Lost on Mars and its protagonist, astronaut Mark Watney, had already warned us: planting potatoes on the red planet is something to be explored. It seems that NASA agrees. The new US space agency's project is just bury 100 different types of potatoes in the Atacama desert, so that one day we can have a Martian garden.
The project is a partnership between NASA and the International Center of the Potato (CIP) - an organization located in Lima, Peru, which aims to catalog and study the food, aiming to use it to reduce hunger in the world. Among the more than 4,500 types of potatoes registered by the CIP, 100 were selected, 40 of them native to the Andes, where it is believed that the first seedlings were planted food, 2,500 years ago.
The experiments take place in a desert region called the Pampas La Joya, and the place was not chosen for nothing "Mars and Joya have very low levels of organic microorganisms and materials, as have high amounts of oxidizing chemicals. They are very similar environments," says Julio Valdivia-Silva, space biologist at the National Institute for Research and Training in Peru Telecommunications to the magazine Scientific American.

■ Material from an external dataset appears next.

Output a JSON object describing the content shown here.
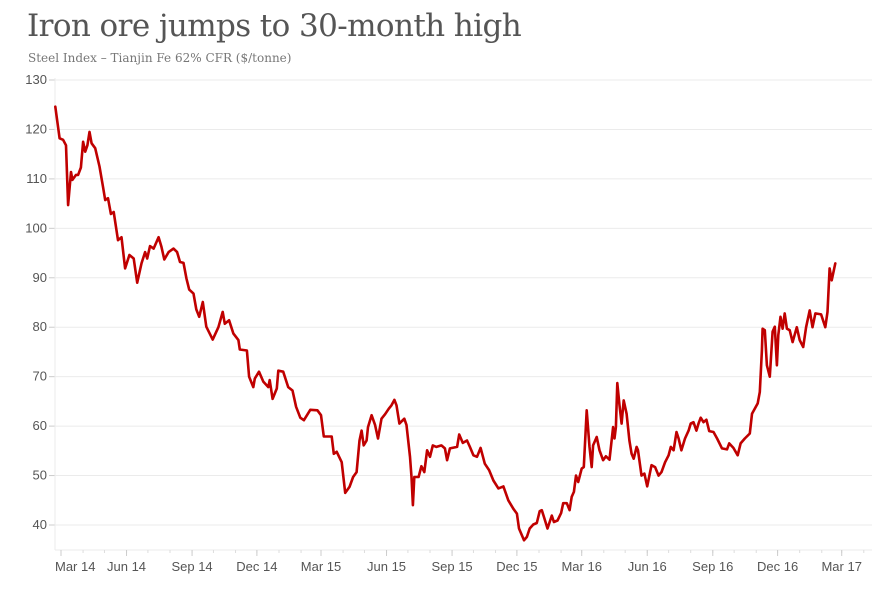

The experiment will be divided into three stages. In the first, which is already taking place since January, scientists have tried to plant in the desert the genetically modified potatoes to be resistant to viruses, survive the extremely dry conditions and even flooding. There are more than 90 kilograms planted. In the second stage, the food will be frozen - the idea is to see if the potatoes would be able to resist interplanetary travel (which can last 9 months). In the third stage will be tested planting within CubeSets, small satellites that can store objects inside.
The plan is that NASA build a study center in Peruvian territory. "The image of students constructing gardens and communicating virtually with laboratories in California, Lima and Dubai is extremely encouraging for the future of planetary exploration and astrobiology. The project of establishing communities on Mars, will make establishing communities on Earth," he says Melissa Guzman, astrobiolóloga NASA. "The extraordinary efforts of those involved raised the level of discussions about aliens plantations. The idea of producing food for human colonies in space can be reality soon," says Chris McKay, a biologist at the space agency.